Rolls Royce Spirit of Ectasy

The eccentric engineer: the Spirit of Ecstasy and a Christmas tragedy

Image credit: Dreamstime

One of the greatest names in engineering never to yet appear in this column must be Rolls-Royce, and to correct that I thought I’d tell a soulful Christmas story about perhaps the greatest icon of that engineering business – the Spirit of Ecstasy.

When Charles Rolls and Henry Royce first went into business, there was no standard mascot on the bonnets of their vehicles. However, as the craze for cars exploded amongst the wealthy, a fashion for putting small statuettes on radiator caps took off.

This bothered the company somewhat (not to put too fine a point on it), with some radiator statuettes that owners chose being less than ‘appropriate’. It was a friend of the company, managing director Claude Johnson, who first suggested that the answer might be to pre-empt the owners and sell their cars with a mascot already installed. This friend was none other than motoring pioneer John, 2nd Lord Montagu of Beaulieu – a founder member of the RAC and owner of Car Illustrated magazine.

However, what to put on the bonnet? And who to design it? Well, Montagu could easily solve the second question. From the start, Car Illustrated had gained appeal among wealthy car owners, with its high design standards and colour production. The key to this look was designer Charles Sykes, a Yorkshire artist who had been introduced to Montagu by a client who couldn’t pay his bill. The introduction proved more than fair payback however, and the two men got on famously, Montagu commissioning him to not only design for the magazine, but to produce a silver statuette of a young woman in flowing robes with a finger pressed to her lips, known as The Whisper.

This private commission was an interesting one. The model had been Montagu’s personal assistant, Eleanor Thornton, known to the family as Thorn. She had a passion for motoring, having gone to work while still in her teens for Claude Johnson, then secretary of the Automobile Club. At the Club, she had also met Johnson’s friend Montagu, and a passion of a different kind had developed between the two, although it was a love that, in the eyes of society in general, had to remain secret as Lord Montagu was married.  In 1903, Eleanor had given birth to a baby girl who was put out to foster parents to avoid a scandal, but she remained as Montagu’s assistant and their relationship was tolerated by his wife.

As an answer to the first question – that of quite what to put on the bonnet – in 1910, Johnson suggested a Nike-type figure as a mascot with “the spirit of the Rolls-Royce, namely, speed with silence, absence of vibration, the mysterious harnessing of great energy and a beautiful living organism of superb grace...”

However, Montagu came back with the idea of something lighter and more delicate – like his little statuette ‘the Whisper’, which adorned the bonnet of his 1909 Silver Ghost. Johnson agreed, and so Sykes received the commission to produce a design for the mascot and his favourite sitter, Miss Thornton, sat as his model.

The result was a statuette initially called ‘The Spirit of Speed’, known more intimately among the family as “Miss Thornton in her nightie”. Johnson later rechristened it “‘The Spirit of Ecstasy’ who has selected road travel as her supreme delight...”

And so it has been known ever since. Presenting it to the company in February 1911, Henry Royce, by then an ill man, was decidedly unimpressed, but the press and public loved the little statue, and it quickly became a standard piece of equipment.

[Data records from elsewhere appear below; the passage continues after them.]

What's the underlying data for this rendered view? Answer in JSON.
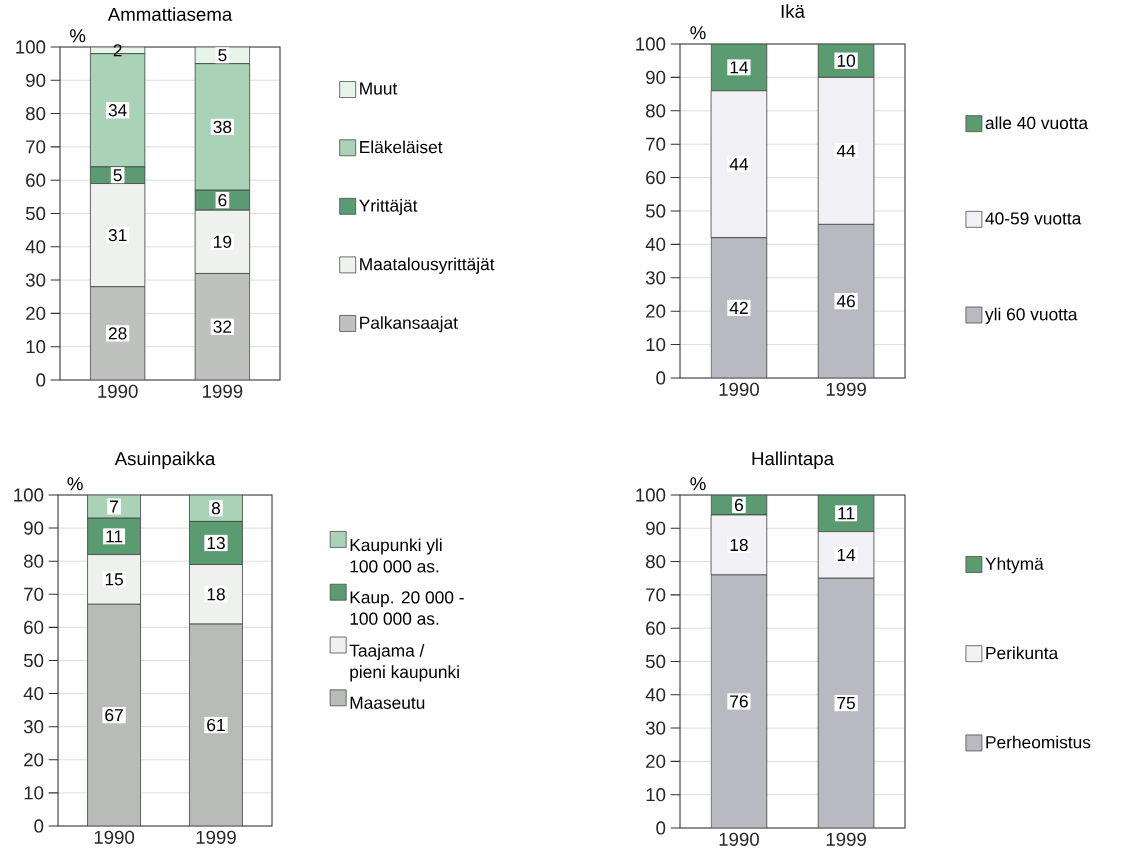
{
  "chart_data": [
    {
      "type": "bar",
      "title": "Ammattiasema",
      "ylabel": "%",
      "categories": [
        "1990",
        "1999"
      ],
      "stacked": true,
      "ylim": [
        0,
        100
      ],
      "yticks": [
        0,
        10,
        20,
        30,
        40,
        50,
        60,
        70,
        80,
        90,
        100
      ],
      "grid": "y",
      "legend": "right",
      "data_labels": true,
      "series": [
        {
          "name": "Palkansaajat",
          "color": "#bfc1bf",
          "values": [
            28,
            32
          ]
        },
        {
          "name": "Maatalousyrittäjät",
          "color": "#eef1ee",
          "values": [
            31,
            19
          ]
        },
        {
          "name": "Yrittäjät",
          "color": "#5b9b72",
          "values": [
            5,
            6
          ]
        },
        {
          "name": "Eläkeläiset",
          "color": "#a9d2b7",
          "values": [
            34,
            38
          ]
        },
        {
          "name": "Muut",
          "color": "#e6f4ec",
          "values": [
            2,
            5
          ]
        }
      ]
    },
    {
      "type": "bar",
      "title": "Ikä",
      "ylabel": "%",
      "categories": [
        "1990",
        "1999"
      ],
      "stacked": true,
      "ylim": [
        0,
        100
      ],
      "yticks": [
        0,
        10,
        20,
        30,
        40,
        50,
        60,
        70,
        80,
        90,
        100
      ],
      "grid": "y",
      "legend": "right",
      "data_labels": true,
      "series": [
        {
          "name": "yli 60 vuotta",
          "color": "#b9b9c2",
          "values": [
            42,
            46
          ]
        },
        {
          "name": "40-59 vuotta",
          "color": "#f1f1f5",
          "values": [
            44,
            44
          ]
        },
        {
          "name": "alle 40 vuotta",
          "color": "#5b9b72",
          "values": [
            14,
            10
          ]
        }
      ]
    },
    {
      "type": "bar",
      "title": "Asuinpaikka",
      "ylabel": "%",
      "categories": [
        "1990",
        "1999"
      ],
      "stacked": true,
      "ylim": [
        0,
        100
      ],
      "yticks": [
        0,
        10,
        20,
        30,
        40,
        50,
        60,
        70,
        80,
        90,
        100
      ],
      "grid": "y",
      "legend": "right",
      "data_labels": true,
      "series": [
        {
          "name": "Maaseutu",
          "color": "#b9bbb9",
          "values": [
            67,
            61
          ]
        },
        {
          "name": "Taajama / pieni kaupunki",
          "color": "#eef1ee",
          "values": [
            15,
            18
          ]
        },
        {
          "name": "Kaup. 20 000 - 100 000 as.",
          "color": "#5b9b72",
          "values": [
            11,
            13
          ]
        },
        {
          "name": "Kaupunki yli 100 000 as.",
          "color": "#a9d2b7",
          "values": [
            7,
            8
          ]
        }
      ]
    },
    {
      "type": "bar",
      "title": "Hallintapa",
      "ylabel": "%",
      "categories": [
        "1990",
        "1999"
      ],
      "stacked": true,
      "ylim": [
        0,
        100
      ],
      "yticks": [
        0,
        10,
        20,
        30,
        40,
        50,
        60,
        70,
        80,
        90,
        100
      ],
      "grid": "y",
      "legend": "right",
      "data_labels": true,
      "series": [
        {
          "name": "Perheomistus",
          "color": "#b9b9c2",
          "values": [
            76,
            75
          ]
        },
        {
          "name": "Perikunta",
          "color": "#f1f1f5",
          "values": [
            18,
            14
          ]
        },
        {
          "name": "Yhtymä",
          "color": "#5b9b72",
          "values": [
            6,
            11
          ]
        }
      ]
    }
  ]
}
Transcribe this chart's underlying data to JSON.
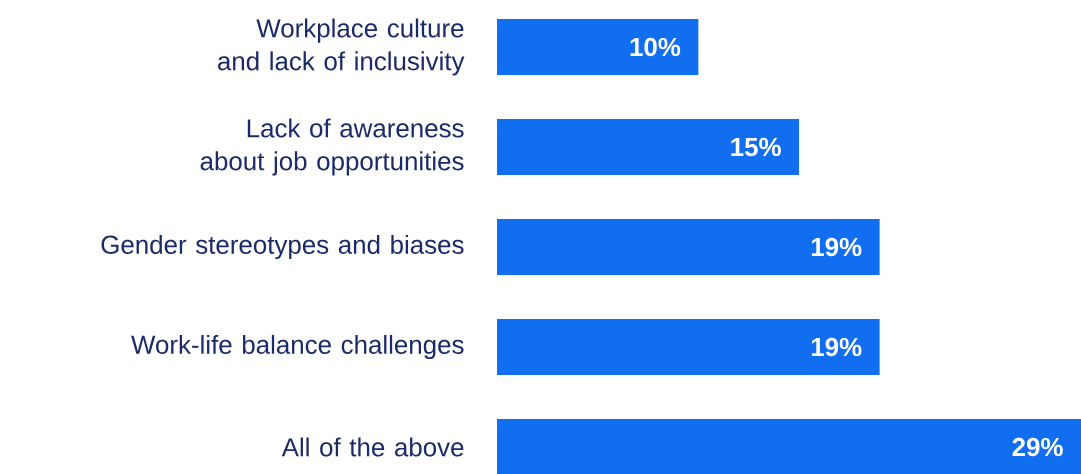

Yet the story would not end happily for Thorn. In 1915, with the First World War raging, Lord Montagu was ordered out to India to advise the government on mechanical transport, with Thorn travelling with him as far as Aden. Lord Montagu’s wife and lover exchanged letters before leaving, in which Thorn prophetically wrote: “I do not think for one moment that there will be any trouble in the Med, but supposing?… the lord will have an extra chance, for there will be my place in the boat for him, even if he has to be stunned to take it.”

The lovers embarked on the P&O liner SS Persia on Christmas Day, 1915. Five days later, as they were enjoying lunch in the first-class saloon, the ship was rocked by the impact of a torpedo fired from a German U-boat. Moments later the boiler exploded, and the ship began to sink. Lord Montagu and Thorn rushed on deck, but the nearest lifeboats had been shattered by the blast. They were still in each other’s arms when they were swept off the deck. Thanks to a bespoke inflatable jacket that Lord Montagu was wearing, he surfaced, but Thorn did not. She, along with most passengers and crew, were never seen again, going down with the vessel in one of the deepest parts of the Mediterranean.

After convalescing, Lord Montagu returned home, unable to tell the world of his loss, or of the secret identity of the lady who graced the bonnet of his – and now every – Rolls-Royce.